= Michael New =

Michael New (born November 10, 1975) is an American political scientist, a visiting associate professor at the Catholic University of America, and an associate scholar with the Charlotte Lozier Institute.

New’s research has centered on analyzing laws and policies related to abortion restrictions.Anti-abortion groups have cited New's research to argue for the effectiveness of various types of state level laws restricting abortion rights, including informed consent laws, parental involvement laws, and public funding restrictions. New's research has also been used to validate Presidential platforms for and against abortion restrictions. Anti-abortion groups have used his research to encourage Rudy Giuliani to support abortion restrictions, and to challenge claims by Howard Dean.

New's secondary research is on tax-limitation amendments, such as Colorado's Taxpayer Bill of Rights. New's studies on tax limitation amendments have been used by both supporters of California's Proposition 13 and supporters of the Taxpayer Bill of Rights fiscal limit in Colorado.

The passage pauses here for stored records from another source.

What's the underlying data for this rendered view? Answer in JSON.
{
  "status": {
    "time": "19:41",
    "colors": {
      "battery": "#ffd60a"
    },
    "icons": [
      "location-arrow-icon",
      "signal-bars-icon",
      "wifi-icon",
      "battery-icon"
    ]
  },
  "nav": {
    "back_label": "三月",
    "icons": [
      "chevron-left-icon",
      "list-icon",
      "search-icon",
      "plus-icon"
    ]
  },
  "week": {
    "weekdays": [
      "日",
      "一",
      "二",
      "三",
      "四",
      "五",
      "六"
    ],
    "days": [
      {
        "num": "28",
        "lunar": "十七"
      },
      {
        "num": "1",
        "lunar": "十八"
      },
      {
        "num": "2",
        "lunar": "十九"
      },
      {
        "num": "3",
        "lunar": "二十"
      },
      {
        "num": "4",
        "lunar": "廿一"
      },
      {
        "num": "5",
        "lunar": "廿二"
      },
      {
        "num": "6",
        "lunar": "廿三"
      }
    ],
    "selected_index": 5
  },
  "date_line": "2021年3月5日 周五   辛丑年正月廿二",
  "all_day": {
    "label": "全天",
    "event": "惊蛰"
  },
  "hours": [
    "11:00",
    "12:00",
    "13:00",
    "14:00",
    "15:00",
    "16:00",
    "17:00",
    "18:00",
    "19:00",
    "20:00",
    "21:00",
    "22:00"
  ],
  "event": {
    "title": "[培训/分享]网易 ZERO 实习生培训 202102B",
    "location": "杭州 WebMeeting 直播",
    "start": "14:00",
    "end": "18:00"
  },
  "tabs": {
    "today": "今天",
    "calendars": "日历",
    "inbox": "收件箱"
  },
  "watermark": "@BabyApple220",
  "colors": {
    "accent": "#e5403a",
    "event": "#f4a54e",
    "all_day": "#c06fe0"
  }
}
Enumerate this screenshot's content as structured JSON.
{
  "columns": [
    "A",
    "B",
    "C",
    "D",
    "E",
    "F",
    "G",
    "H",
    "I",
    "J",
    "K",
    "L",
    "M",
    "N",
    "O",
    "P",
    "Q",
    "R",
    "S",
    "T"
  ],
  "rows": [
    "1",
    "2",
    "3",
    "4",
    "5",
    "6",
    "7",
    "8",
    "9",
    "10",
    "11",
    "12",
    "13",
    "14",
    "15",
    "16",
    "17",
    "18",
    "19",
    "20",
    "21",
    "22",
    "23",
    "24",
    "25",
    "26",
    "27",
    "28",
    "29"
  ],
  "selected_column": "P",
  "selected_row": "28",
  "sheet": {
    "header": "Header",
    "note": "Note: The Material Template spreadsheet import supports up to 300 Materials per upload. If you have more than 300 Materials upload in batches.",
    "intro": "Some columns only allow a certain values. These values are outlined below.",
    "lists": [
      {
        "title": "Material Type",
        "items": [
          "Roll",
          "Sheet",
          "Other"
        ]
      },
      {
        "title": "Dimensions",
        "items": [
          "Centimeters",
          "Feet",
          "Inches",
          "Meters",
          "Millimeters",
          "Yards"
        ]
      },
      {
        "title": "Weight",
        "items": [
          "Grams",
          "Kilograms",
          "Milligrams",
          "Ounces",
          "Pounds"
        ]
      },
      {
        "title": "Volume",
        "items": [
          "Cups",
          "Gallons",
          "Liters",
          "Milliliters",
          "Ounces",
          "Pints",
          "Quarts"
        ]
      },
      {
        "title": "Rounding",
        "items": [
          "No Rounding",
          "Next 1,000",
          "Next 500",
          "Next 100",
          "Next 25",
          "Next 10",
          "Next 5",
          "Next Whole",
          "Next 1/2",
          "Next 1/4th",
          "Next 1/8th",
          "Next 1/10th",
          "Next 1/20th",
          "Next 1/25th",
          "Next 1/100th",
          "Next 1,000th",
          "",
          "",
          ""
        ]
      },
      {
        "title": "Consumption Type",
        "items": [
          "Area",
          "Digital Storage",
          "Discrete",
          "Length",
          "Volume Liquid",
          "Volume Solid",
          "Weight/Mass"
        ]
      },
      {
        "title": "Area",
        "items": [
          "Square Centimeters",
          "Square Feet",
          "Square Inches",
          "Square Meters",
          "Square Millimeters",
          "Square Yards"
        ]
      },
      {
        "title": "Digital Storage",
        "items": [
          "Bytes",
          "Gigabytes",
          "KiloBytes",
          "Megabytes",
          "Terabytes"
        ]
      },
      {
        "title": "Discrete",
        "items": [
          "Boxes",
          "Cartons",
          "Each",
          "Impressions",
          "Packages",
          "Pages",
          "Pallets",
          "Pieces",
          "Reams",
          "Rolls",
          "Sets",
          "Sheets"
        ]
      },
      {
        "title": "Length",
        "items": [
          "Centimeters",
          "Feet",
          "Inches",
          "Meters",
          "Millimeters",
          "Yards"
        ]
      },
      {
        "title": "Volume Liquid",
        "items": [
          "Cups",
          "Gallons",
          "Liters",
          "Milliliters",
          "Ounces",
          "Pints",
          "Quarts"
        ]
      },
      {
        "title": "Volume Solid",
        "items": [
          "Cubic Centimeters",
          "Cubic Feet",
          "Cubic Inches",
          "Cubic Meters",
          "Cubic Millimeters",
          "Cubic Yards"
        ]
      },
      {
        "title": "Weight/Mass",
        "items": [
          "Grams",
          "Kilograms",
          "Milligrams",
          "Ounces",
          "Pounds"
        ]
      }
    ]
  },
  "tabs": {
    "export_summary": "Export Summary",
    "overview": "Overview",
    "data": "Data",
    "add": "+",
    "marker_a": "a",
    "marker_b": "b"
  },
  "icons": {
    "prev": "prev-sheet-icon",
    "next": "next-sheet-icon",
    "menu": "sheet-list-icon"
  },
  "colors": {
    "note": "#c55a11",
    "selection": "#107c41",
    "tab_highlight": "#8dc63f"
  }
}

New is an adjunct scholar at the CATO Institute, and is a fellow at the Witherspoon Institute. He has also worked for the anti-abortion group Americans United for Life and is a research associate at Reproductive Research Audit. His research has also been published by The Heritage Foundation and the Family Research Council.

New is also a regular commentator at National Review Online. New received his undergraduate degree from Dartmouth and his doctorate in political science from Stanford.